But let me start at the beginning.
We woke up bright and early to get everything in order and arrive at the hospital just before 6. Maya occasionally was signing for food, water, and milk, but mostly entertained by my wallet, initially:
Daddy, is it just me or is this room very familiar?
And she had fun riding around in the car, too.
clapping her hands in the car
When it was time to change into the surgery pj's, we had a realization:
Mommy, these things actually fit! I must have gotten a lot bigger!
For comparison's sake:
These are way too big! April, 2009 (11 mos old)
Getting closer, but still baggy . . . March, 2010 (1 yr, 10 mos old)
Hey! These fit! I'm a big girl! Today, 3 yrs old.
After the pj's were on, she was off and running (what a change from our previous hospital trips!). We spent a lot of time following her around . . .
. . . and then she tried to make a break for it . . .
It was my turn to take her in to the OR (we've alternated) and man, this time was tough. She fought and fought against the mask on her face, lasting a good, solid, painful 15 seconds before giving in to sleep. While holding her down and whispering in her ear, the mask must have slipped a little and I got a mouthful of the gas----which tastes totally disgusting (poor kid)---and a nurse saw me pull back and grimace and rushed over with a chair. It made me wonder how many parents have accidentally gotten too much gas and got dizzy (I was fine and didn't need to sit).
The procedure took a full two hours, and our ENT called up to the waiting room halfway through to update us that she was doing well and things were progressing nicely. (I can't say enough good things about our ENT--Jay Dolitsky--seriously---if you're in the NYC area and need a pediatric ENT, he's the guy for you) He checked her ears and cleaned out a clogged tube, then the audiologist (Jessica) did the ABR. As soon as she was done, Jessica came upstairs to meet with us . . . and when we went down to recovery we met again with the ENT.
(Summary of the findings and next steps at the bottom of this post)
When Maya woke up, she wanted cuddles from Daddy, and to rip out her IV.
A word with Dr. Dolitsky was all it took to get the IV removed right away (historically, it's taken 3-4 hours before she's drank enough to convince them to remove it) . . . and as soon as it was out, she relaxed a little and drank away.
In recovery I was just too busy to take pictures, so that's all we've got.
So here's the summary: She has "mild hearing loss" in both ears. Both ears. I was kind of shocked----if anything, I was thinking that we would see left ear trouble, but not both. Jessica said "The test took a long time" so I'm guessing that they might have seen some weird data, but I won't know more until we meet with her again (sometime soon). Dolitsky & Jessica agree that hearing aids are the most logical next step, although we don't know how long they might last for----we may feel like they're making a difference and keep them, we may not see any change and not keep them for too long. They have seen older children with the same degree of hearing loss who have benefited from hearing aids, and others who have functioned fine without them.

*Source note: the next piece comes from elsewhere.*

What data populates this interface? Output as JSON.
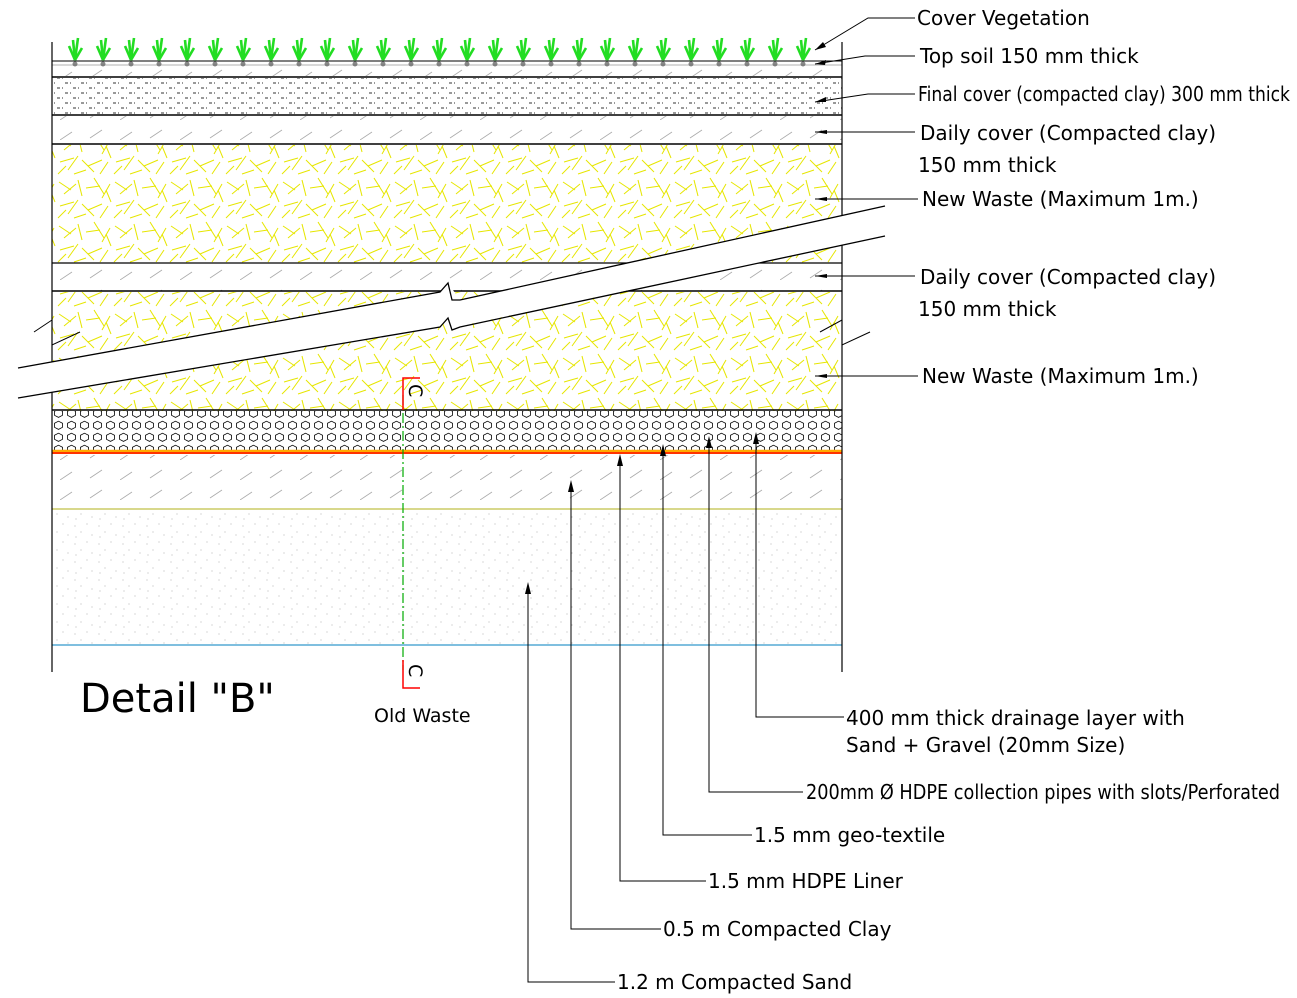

In the past week, I've repeatedly questioned going through with this test, and whether it was a necessary procedure. I can say to Maya "What sound does a "B" make?" and she'll chirp "Ba!" from the other room. I had been thinking: If she can hear the difference between me saying "B" instead of "D" or "P" from the other room, her hearing must be fine. But apparently not.

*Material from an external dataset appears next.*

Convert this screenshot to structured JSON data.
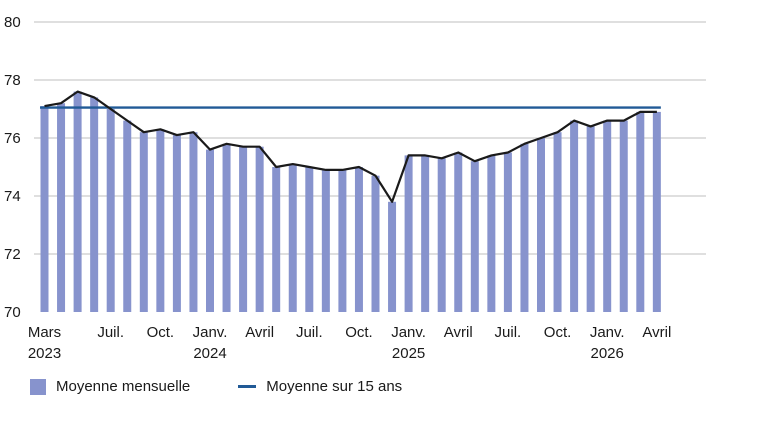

I'm sure with a little time I'll have embraced the hearing aids. Truth be told, there's a part of me hoping for a miracle moment---the hearing aids go in, Maya looks around in amazement and says "Mama! Wow, what a difference!" (well, maybe not quite) It will be incredible if these help to make a difference in her speech, and if they help to change the quality of her hearing.
But I'm also a little sad.
And the pity-partying part of me thinks: "She already has enough chips stacked against her. I hate that she'll have devices in her ears and devices on her feet . . . from head to toe she needs technology to function 'normally'."
And the part of me with more perspective says "Oh, shut up, Dana. She has splints . . . and they help her walk better. She'll get hearing aids . . . and they'll help her hear better. What in the world are you whining about? Oh, and ps---it's not like anything has changed. She couldn't hear perfectly yesterday, she can't hear perfectly today---and at least now you can help the poor kid out."
Yeah, I know.
(By the way, don't even get me started on the fact that I'm pretty sure the ABR done when she was 3 months old wasn't done properly, and we should have known about this right from the start.)
So, hearing aids. They're coming down the pipe. I have literally no idea what to expect (I keep picturing her with double bluetooths, but I don't think that quite right).
Oh, and today's discharge orders were very specific:
Obviously alcohol and sexual activity are not applicable. Good to know that reading, watching tv, and washing her hair are all acceptable activities . . . as is driving? Driving? And it looks like the jury's still out on nose blowing. So driving is in, but nose blowing is questionable. Good to know.